It’s been a long time since I headed back to school in the fall but I always dreaded it and I’m still not crazy about fall. School meant moving to town to stay with my grandma because we didn’t have a school in our district. Later, I boarded with a wonderful family and enjoyed having “almost siblings” but it never felt like I really had a home. I loved learning, but school meant having to wear shoes and my feet burned like fire for the first few weeks. School meant leaving all I loved, the ranch, my parents, dogs, and horses, the spicy smell of sunflowers in the meadow, and sunsets that were never very visible in town. I suppose I’m thinking about this because we have two grandkids off to college and one to her junior year in high school. New beginnings, and I hope they view them as opportunities. I regret that I did not; school for me always signified loss and letting go.
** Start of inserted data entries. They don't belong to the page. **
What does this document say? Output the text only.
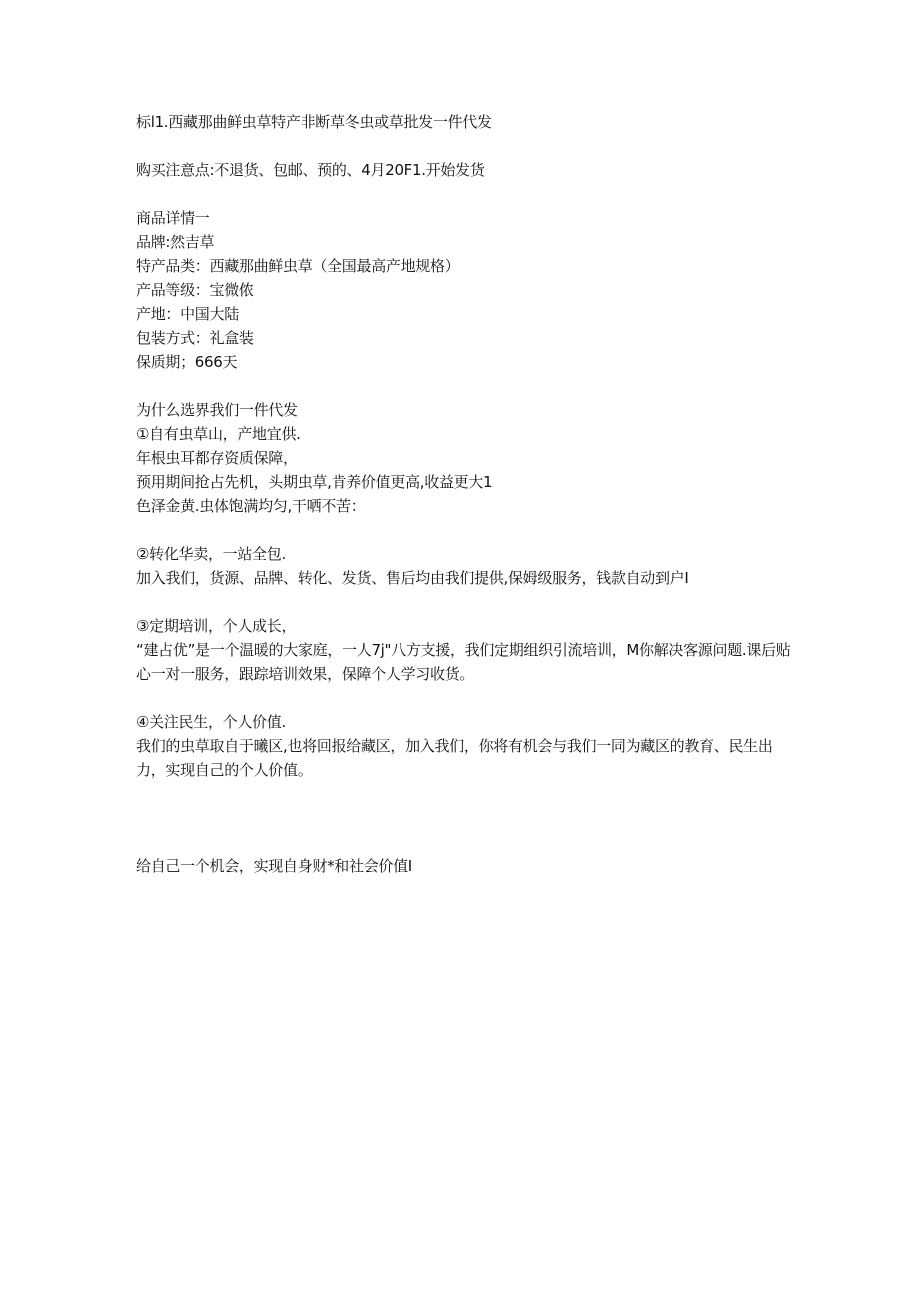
标l1.西藏那曲鲜虫草特产非断草冬虫或草批发一件代发
购买注意点:不退货、包邮、预的、4月20F1.开始发货
商品详情一
品牌:然吉草
特产品类：西藏那曲鲜虫草（全国最高产地规格）
产品等级：宝微侬
产地：中国大陆
包装方式：礼盒装
保质期；666天
为什么选界我们一件代发
①自有虫草山，产地宜供.
年根虫耳都存资质保障，
预用期间抢占先机，头期虫草,肯养价值更高,收益更大1
色泽金黄.虫体饱满均匀,干哂不苦：
②转化华卖，一站全包.
加入我们，货源、品牌、转化、发货、售后均由我们提供,保姆级服务，钱款自动到户I
③定期培训，个人成长，
“建占优”是一个温暖的大家庭，一人7j"八方支援，我们定期组织引流培训，M你解决客源问题.课后贴心一对一服务，跟踪培训效果，保障个人学习收货。
④关注民生，个人价值.
我们的虫草取自于曦区,也将回报给藏区，加入我们，你将有机会与我们一同为藏区的教育、民生出力，实现自己的个人价值。
给自己一个机会，实现自身财*和社会价值I
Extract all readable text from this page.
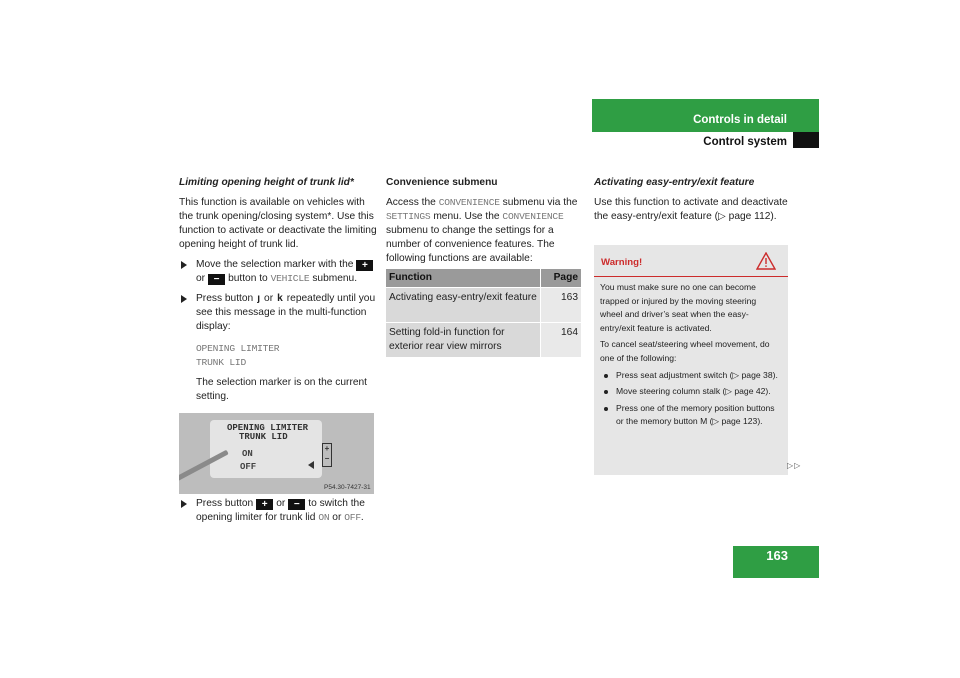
Controls in detail
Control system
Limiting opening height of trunk lid*

This function is available on vehicles with the trunk opening/closing system*. Use this function to activate or deactivate the limiting opening height of trunk lid.

Move the selection marker with the +or − button to VEHICLE submenu.
Press button ȷ or k repeatedly until you see this message in the multi-function display:
OPENING LIMITER
TRUNK LID

The selection marker is on the current setting.

OPENING LIMITER
TRUNK LID
ON
OFF
+
−
P54.30-7427-31
Press button + or − to switch the opening limiter for trunk lid ON or OFF.
Convenience submenu

Access the CONVENIENCE submenu via the SETTINGS menu. Use the CONVENIENCE submenu to change the settings for a number of convenience features. The following functions are available:

Function	Page
Activating easy-entry/exit feature	163
Setting fold-in function for exterior rear view mirrors
164
Activating easy-entry/exit feature

Use this function to activate and deactivate the easy-entry/exit feature (▷ page 112).

Warning!

You must make sure no one can become trapped or injured by the moving steering wheel and driver’s seat when the easy-entry/exit feature is activated.

To cancel seat/steering wheel movement, do one of the following:

Press seat adjustment switch (▷ page 38).
Move steering column stalk (▷ page 42).
Press one of the memory position buttons or the memory button M (▷ page 123).
▷▷
163
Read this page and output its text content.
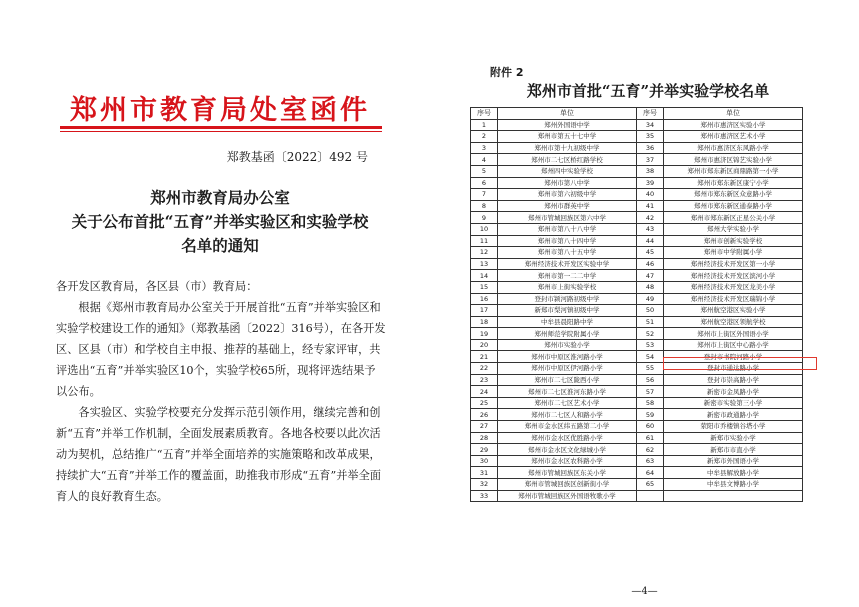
郑州市教育局处室函件
郑教基函〔2022〕492 号
郑州市教育局办公室
关于公布首批“五育”并举实验区和实验学校
名单的通知

各开发区教育局，各区县（市）教育局：

根据《郑州市教育局办公室关于开展首批“五育”并举实验区和实验学校建设工作的通知》（郑教基函〔2022〕316号），在各开发区、区县（市）和学校自主申报、推荐的基础上，经专家评审，共评选出“五育”并举实验区10个，实验学校65所，现将评选结果予以公布。

各实验区、实验学校要充分发挥示范引领作用，继续完善和创新“五育”并举工作机制，全面发展素质教育。各地各校要以此次活动为契机，总结推广“五育”并举全面培养的实施策略和改革成果，持续扩大“五育”并举工作的覆盖面，助推我市形成“五育”并举全面育人的良好教育生态。

附件 2
郑州市首批“五育”并举实验学校名单
序号	单位	序号	单位
1	郑州外国语中学	34	郑州市惠济区实验小学
2	郑州市第五十七中学	35	郑州市惠济区艺术小学
3	郑州市第十九初级中学	36	郑州市惠济区东风路小学
4	郑州市二七区桥红路学校	37	郑州市惠济区锦艺实验小学
5	郑州四中实验学校	38	郑州市郑东新区商鼎路第一小学
6	郑州市第八中学	39	郑州市郑东新区康宁小学
7	郑州市第六初级中学	40	郑州市郑东新区众意路小学
8	郑州市群英中学	41	郑州市郑东新区通泰路小学
9	郑州市管城回族区第六中学	42	郑州市郑东新区正星公关小学
10	郑州市第八十八中学	43	郑州大学实验小学
11	郑州市第八十四中学	44	郑州市创新实验学校
12	郑州市第八十五中学	45	郑州市中学附属小学
13	郑州经济技术开发区实验中学	46	郑州经济技术开发区第一小学
14	郑州市第一二二中学	47	郑州经济技术开发区滨河小学
15	郑州市上街实验学校	48	郑州经济技术开发区龙美小学
16	登封市颍河路初级中学	49	郑州经济技术开发区瑞锦小学
17	新郑市梨河镇初级中学	50	郑州航空港区实验小学
18	中牟县晨阳路中学	51	郑州航空港区领航学校
19	郑州师范学院附属小学	52	郑州市上街区外国语小学
20	郑州市实验小学	53	郑州市上街区中心路小学
21	郑州市中原区淮河路小学	54	登封市书院河路小学
22	郑州市中原区伊河路小学	55	登封市通达路小学
23	郑州市二七区陇西小学	56	登封市崇高路小学
24	郑州市二七区淮河东路小学	57	新密市金凤路小学
25	郑州市二七区艺术小学	58	新密市实验第三小学
26	郑州市二七区人和路小学	59	新密市政通路小学
27	郑州市金水区纬五路第二小学	60	荥阳市乔楼镇谷塔小学
28	郑州市金水区优胜路小学	61	新郑市实验小学
29	郑州市金水区文化绿城小学	62	新郑市市直小学
30	郑州市金水区农科路小学	63	新郑市外国语小学
31	郑州市管城回族区东关小学	64	中牟县解放路小学
32	郑州市管城回族区创新街小学	65	中牟县文博路小学
33	郑州市管城回族区外国语牧歌小学		
—4—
Too often, education is a gift we take for granted in America. Back when prom was something of a rite of passage rather than a chance to party, I was a junior class mom working in the school kitchen to serve the junior senior banquet. In those days, there was always an after-dinner speaker at the banquet, and this particular year it was the math teacher. I recall parts of his speech to this day, although former students probably don’t. He emphasized that teachers are offering a gift that should be appreciated because it’s preparation for success in life; that how students receive that gift, and what they do with it, will have a huge impact on their futures.
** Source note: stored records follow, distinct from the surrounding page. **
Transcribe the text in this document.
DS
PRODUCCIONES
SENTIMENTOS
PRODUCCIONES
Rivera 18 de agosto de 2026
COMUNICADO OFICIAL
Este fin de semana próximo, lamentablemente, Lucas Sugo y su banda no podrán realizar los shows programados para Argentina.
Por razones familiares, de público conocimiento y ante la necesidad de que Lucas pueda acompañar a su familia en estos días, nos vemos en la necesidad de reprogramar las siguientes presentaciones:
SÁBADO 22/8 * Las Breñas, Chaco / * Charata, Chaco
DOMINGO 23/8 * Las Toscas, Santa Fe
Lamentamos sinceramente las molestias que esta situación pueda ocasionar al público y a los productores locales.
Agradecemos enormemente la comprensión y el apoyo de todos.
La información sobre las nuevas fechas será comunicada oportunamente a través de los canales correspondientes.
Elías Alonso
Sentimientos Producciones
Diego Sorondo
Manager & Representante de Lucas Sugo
Not everyone gets to go to college, or graduate from high school. Those who do often fail to appreciate it, and I was among the ungrateful. I got away from college as soon as possible and it took me another thirty years to back up and take another run at it. My life became totally different when I let myself be challenged and began to challenge some of the ideas that were presented. Whether we choose college, trade school, or some other route to growth, that period of life is about learning to think for ourselves, examining our strengths and values, and beginning to build on those discoveries.
When I went to college the first time, I became somewhat grateful for the struggles I experienced leaving home at age six, because some of the girls in my dorm had never spent a night away from home and cried themselves to sleep for weeks on end. Being away from home is drifting without an anchor. We all need a home base, even when we aren’t there.
Twenty-odd years ago I was part of a group that often met for lunch. A woman who was in the process of moving complained about the mess and disruption. “I don’t even know where home is anymore,” she wailed. One fellow asked a simple question that put an end to her confusion. “Do you have a Teddy bear or something comforting that you sometimes sleep with?” She allowed that she did. “Well,” he said, “home is where Teddy sleeps.”
I still see that man occasionally, and I need to tell him how many times his statement has settled me when life seemed to be all upside down and full of apprehension. I know who Teddy is now. My husband and my dogs. Even as a kid, lost and homesick, I knew where Teddy was, and that no matter how far away he slept, I would always know where to find him.